You may have noticed that a few weeks ago I released a draft general policy for the conservation estate and at the same time the New Zealand Conservation Authority released a draft general policy for national parks.
It is easy to dismiss these as large pieces of bureaucratic gobbledy-gook but they are more important than they appear, particularly in relation to concessions and the way we would like to see them administered in future.
The general policies are designed to bring consistency to decision-making on conservation land.
They will set a national framework that the people in DoC and on conservation boards writing the management plan for a national park will have to adhere to.
The policies describe the conditions under which commercial tourism on the conservation estate can occur.
They direct planners and boards to be much more specific about what is okay in a particular area and what is not.
Have a look at them. Let us know your views. The policies are undergoing an extensive period of consultation. I have an open mind about the outcome.
Before I stop talking, I'd like to make this point.
I see the relationship between conservation and tourism as one of give and take.
If you are making a profit off conservation land, I don't think it is unreasonable to expect some conservation benefit from that opportunity.
Some of you are well aware of this and help DoC with its work in fantastic ways.

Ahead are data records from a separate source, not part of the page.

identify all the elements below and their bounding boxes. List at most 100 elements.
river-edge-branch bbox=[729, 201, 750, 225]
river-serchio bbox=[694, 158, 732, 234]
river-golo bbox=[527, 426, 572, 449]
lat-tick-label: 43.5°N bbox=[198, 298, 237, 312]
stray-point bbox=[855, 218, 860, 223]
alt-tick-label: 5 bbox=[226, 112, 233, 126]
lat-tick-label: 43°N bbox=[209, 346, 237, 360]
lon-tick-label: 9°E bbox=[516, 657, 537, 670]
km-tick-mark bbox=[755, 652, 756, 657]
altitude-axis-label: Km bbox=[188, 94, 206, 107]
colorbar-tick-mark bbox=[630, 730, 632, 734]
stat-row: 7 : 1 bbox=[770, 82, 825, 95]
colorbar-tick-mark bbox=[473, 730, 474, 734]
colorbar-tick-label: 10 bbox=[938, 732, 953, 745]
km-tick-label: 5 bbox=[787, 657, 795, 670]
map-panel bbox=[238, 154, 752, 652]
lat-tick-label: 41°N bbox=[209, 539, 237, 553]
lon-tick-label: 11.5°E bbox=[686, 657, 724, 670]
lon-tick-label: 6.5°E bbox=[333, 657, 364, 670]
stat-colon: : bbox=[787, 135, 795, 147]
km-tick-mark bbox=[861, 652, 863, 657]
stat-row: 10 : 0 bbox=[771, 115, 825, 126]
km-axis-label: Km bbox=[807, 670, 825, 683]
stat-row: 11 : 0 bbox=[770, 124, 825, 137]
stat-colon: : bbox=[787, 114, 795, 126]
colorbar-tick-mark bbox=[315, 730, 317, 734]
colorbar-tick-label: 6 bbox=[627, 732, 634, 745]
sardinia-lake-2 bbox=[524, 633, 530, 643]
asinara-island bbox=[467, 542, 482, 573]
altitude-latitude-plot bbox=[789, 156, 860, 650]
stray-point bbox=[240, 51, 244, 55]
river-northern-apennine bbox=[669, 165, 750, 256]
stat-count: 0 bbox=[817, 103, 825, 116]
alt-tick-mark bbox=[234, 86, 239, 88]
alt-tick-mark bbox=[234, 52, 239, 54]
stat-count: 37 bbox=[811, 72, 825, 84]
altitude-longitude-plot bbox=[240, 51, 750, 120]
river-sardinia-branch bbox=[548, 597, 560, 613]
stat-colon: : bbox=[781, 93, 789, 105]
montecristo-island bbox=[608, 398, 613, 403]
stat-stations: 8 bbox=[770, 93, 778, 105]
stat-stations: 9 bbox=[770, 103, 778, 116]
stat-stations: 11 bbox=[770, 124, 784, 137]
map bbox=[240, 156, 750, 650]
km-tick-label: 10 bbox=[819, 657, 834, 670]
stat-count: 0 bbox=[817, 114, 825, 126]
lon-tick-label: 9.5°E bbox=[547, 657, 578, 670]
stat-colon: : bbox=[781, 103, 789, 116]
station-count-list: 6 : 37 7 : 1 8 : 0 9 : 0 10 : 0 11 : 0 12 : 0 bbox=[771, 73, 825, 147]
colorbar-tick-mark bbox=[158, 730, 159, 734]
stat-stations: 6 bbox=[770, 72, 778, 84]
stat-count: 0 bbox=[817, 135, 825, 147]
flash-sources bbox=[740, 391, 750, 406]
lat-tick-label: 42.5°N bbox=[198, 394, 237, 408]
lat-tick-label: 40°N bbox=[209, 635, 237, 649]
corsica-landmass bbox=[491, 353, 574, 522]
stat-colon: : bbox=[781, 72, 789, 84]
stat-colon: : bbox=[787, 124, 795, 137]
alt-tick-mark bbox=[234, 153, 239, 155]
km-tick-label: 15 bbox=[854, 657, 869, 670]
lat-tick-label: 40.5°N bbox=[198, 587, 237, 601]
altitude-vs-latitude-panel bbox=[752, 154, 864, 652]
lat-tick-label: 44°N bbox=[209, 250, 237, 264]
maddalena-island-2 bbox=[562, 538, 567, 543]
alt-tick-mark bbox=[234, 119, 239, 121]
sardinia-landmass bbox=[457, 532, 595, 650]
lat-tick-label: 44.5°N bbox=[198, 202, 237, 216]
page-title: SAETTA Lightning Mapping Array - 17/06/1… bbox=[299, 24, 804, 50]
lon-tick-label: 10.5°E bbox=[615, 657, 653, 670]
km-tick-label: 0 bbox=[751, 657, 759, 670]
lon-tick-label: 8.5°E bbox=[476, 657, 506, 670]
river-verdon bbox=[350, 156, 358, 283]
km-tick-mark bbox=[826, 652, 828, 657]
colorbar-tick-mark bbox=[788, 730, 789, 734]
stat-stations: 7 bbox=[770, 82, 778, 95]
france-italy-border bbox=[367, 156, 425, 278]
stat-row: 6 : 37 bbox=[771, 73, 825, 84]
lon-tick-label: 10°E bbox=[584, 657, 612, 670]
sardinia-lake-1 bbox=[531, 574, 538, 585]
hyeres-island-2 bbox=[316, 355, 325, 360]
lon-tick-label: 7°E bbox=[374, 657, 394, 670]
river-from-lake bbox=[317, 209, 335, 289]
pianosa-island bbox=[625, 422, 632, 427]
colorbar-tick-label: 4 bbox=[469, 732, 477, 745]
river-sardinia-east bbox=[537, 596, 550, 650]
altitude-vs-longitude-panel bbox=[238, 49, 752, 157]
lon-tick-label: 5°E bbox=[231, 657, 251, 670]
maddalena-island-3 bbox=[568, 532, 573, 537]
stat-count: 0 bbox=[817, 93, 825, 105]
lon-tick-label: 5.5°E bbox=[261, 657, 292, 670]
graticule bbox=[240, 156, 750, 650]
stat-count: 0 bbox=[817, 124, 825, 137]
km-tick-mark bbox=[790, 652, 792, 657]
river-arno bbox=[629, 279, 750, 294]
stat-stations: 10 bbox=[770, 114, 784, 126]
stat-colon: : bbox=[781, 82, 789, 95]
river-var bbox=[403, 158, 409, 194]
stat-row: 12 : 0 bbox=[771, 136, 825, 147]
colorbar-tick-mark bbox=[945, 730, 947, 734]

· that rafting operators working on the West Coast pay a contribution to whio monitoring; · that Milford Sound Lodge undertakes stoat control and monitoring work with DoC's Te Anau staff; · that Real Journeys boat captains in Doubtful Sound monitor marine mammals and provide logistical support for DoC staff.
There are many more examples. All I can say is good on those who are doing this kind of work.
I am encouraging DoC to look for more reciprocal relationships with concessionaires, and I encourage you to consider them.
Consider them because that is the spirit of partnership and the future of your industry depends on the health and wellbeing of New Zealand's native plants, animals and landscapes.
You don't just have to help with money
The fate our threatened species - birds like the kiwi, the whio and the orange fronted parakeet - depend to no small degree on the amount of advocacy for them.
At present that advocacy is largely the domain of conservation interests, it should also be your domain.
Speak out for conservation.
I look forward to hearing your voices on the television, the airwaves and in the newspapers.